As the Brazilians advanced, they found Barrios's cavalry still cutting into the ranks of their retreating comrades, causing tremendous confusion among them. The Paraguayan horses were short-jointed and scrawny but gregarious. Individual animals would seek safety in flight whenever distressed. When in herds, however, instinct took over and wherever the first animal led, all would follow—even, as in this case, into the concentrated fire of the enemy's musketry. Whenever a horse took a hit, a thud would signal a ball entering some fleshy mass. He would jerk for a bare moment and then push on as if the wound were little more than a scratch. A horse hit in one leg usually went ahead on three, and even mortally wounded animals kept going until the loss of blood caused them to stumble, hesitate and drop. (61)

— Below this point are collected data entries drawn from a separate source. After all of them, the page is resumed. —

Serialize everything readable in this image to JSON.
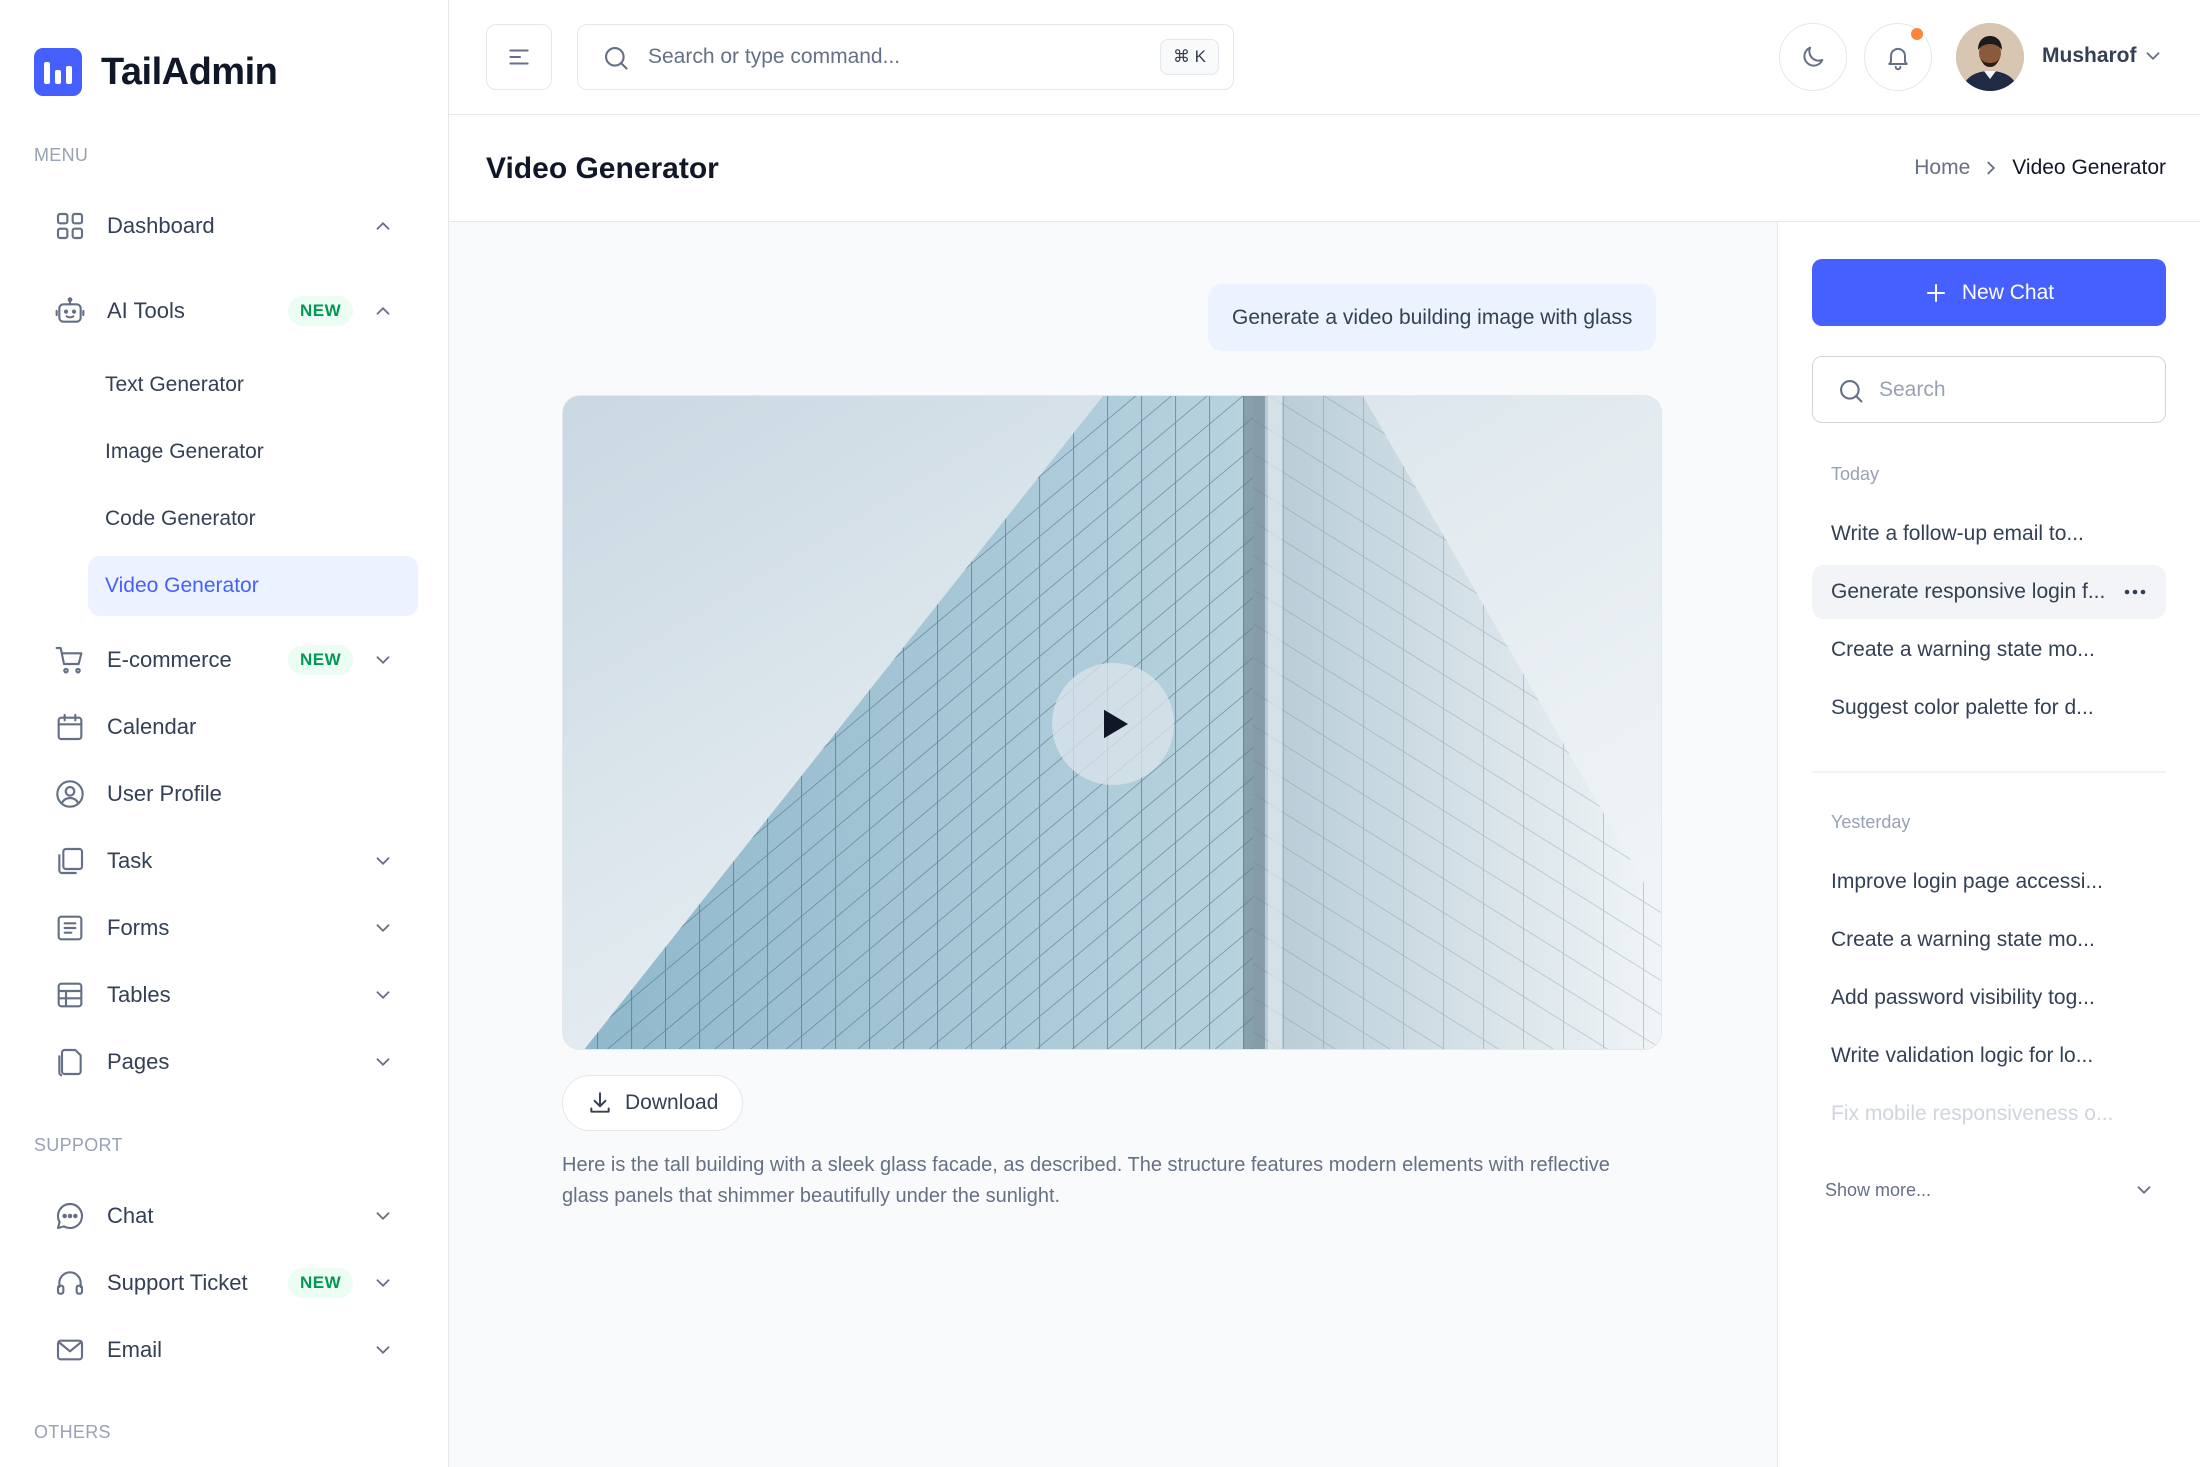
{
  "brand": {
    "name": "TailAdmin",
    "accent": "#465fff"
  },
  "sidebar": {
    "menu_label": "MENU",
    "support_label": "SUPPORT",
    "others_label": "OTHERS",
    "menu_items": [
      {
        "label": "Dashboard",
        "icon": "grid-icon",
        "chevron": "up"
      },
      {
        "label": "AI Tools",
        "icon": "robot-icon",
        "badge": "NEW",
        "chevron": "up"
      },
      {
        "label": "E-commerce",
        "icon": "cart-icon",
        "badge": "NEW",
        "chevron": "down"
      },
      {
        "label": "Calendar",
        "icon": "calendar-icon"
      },
      {
        "label": "User Profile",
        "icon": "user-circle-icon"
      },
      {
        "label": "Task",
        "icon": "task-icon",
        "chevron": "down"
      },
      {
        "label": "Forms",
        "icon": "forms-icon",
        "chevron": "down"
      },
      {
        "label": "Tables",
        "icon": "table-icon",
        "chevron": "down"
      },
      {
        "label": "Pages",
        "icon": "pages-icon",
        "chevron": "down"
      }
    ],
    "ai_sub_items": [
      {
        "label": "Text Generator"
      },
      {
        "label": "Image Generator"
      },
      {
        "label": "Code Generator"
      },
      {
        "label": "Video Generator",
        "active": true
      }
    ],
    "support_items": [
      {
        "label": "Chat",
        "icon": "chat-icon",
        "chevron": "down"
      },
      {
        "label": "Support Ticket",
        "icon": "headset-icon",
        "badge": "NEW",
        "chevron": "down"
      },
      {
        "label": "Email",
        "icon": "mail-icon",
        "chevron": "down"
      }
    ]
  },
  "header": {
    "search_placeholder": "Search or type command...",
    "shortcut": "⌘ K",
    "user_name": "Musharof"
  },
  "page": {
    "title": "Video Generator",
    "breadcrumb_home": "Home",
    "breadcrumb_current": "Video Generator"
  },
  "chat": {
    "prompt": "Generate a video building image with glass",
    "download_label": "Download",
    "description": "Here is the tall building with a sleek glass facade, as described. The structure features modern elements with reflective glass panels that shimmer beautifully under the sunlight."
  },
  "history": {
    "new_chat_label": "New Chat",
    "search_placeholder": "Search",
    "today_label": "Today",
    "today": [
      "Write a follow-up email to...",
      "Generate responsive login f...",
      "Create a warning state mo...",
      "Suggest color palette for d..."
    ],
    "yesterday_label": "Yesterday",
    "yesterday": [
      "Improve login page accessi...",
      "Create a warning state mo...",
      "Add password visibility tog...",
      "Write validation logic for lo...",
      "Fix mobile responsiveness o..."
    ],
    "show_more_label": "Show more..."
  }
}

A more serious problem than the author's tediously baroque prose is his implicit sympathy for Francisco Solano López. Paraguay's unique history of dictatorships began with José Gaspar Rodríguez de Francia, who took power in 1813, and did not end definitively till 1989. Paraguay's people, politicians, novelists, and historians, both native and foreign, have long been ambivalent about these leaders' legacies. Each dictator had certain attractive traits. Francia, for instance, fostered national pride by destroying the Spanish-born colonial elite that was ruling Paraguay—and dominated most South American countries for many decades. The dictators share credit as well for Paraguay's unique national bilingualism: virtually all its citizens speak both Guarani, the local indigenous language, and Spanish.
The Marshal, however, reduced the country to a wasteland where the vast majority of males over age twelve were killed. Whigham does not soft-pedal López's great cruelty. He especially targeted the elite of Asunción, the capital, ordering thousands of men and women to be tortured and killed. Moreover, the war that concluded with his death could have ended years earlier had he only been willing to negotiate a peace.
Thomas Whigham's subject, the War of the Triple Alliance, was and remains the great national epic of Paraguayan history. He has produced an inarguably comprehensive study of that war. But those who wish to avoid the book's stylistic vices should read instead James Saeger's recent (less favorable) biography[3] of the Marshal and/or Christopher Leuchars's fine, succinct military history of the War of the Triple Alliance.[4]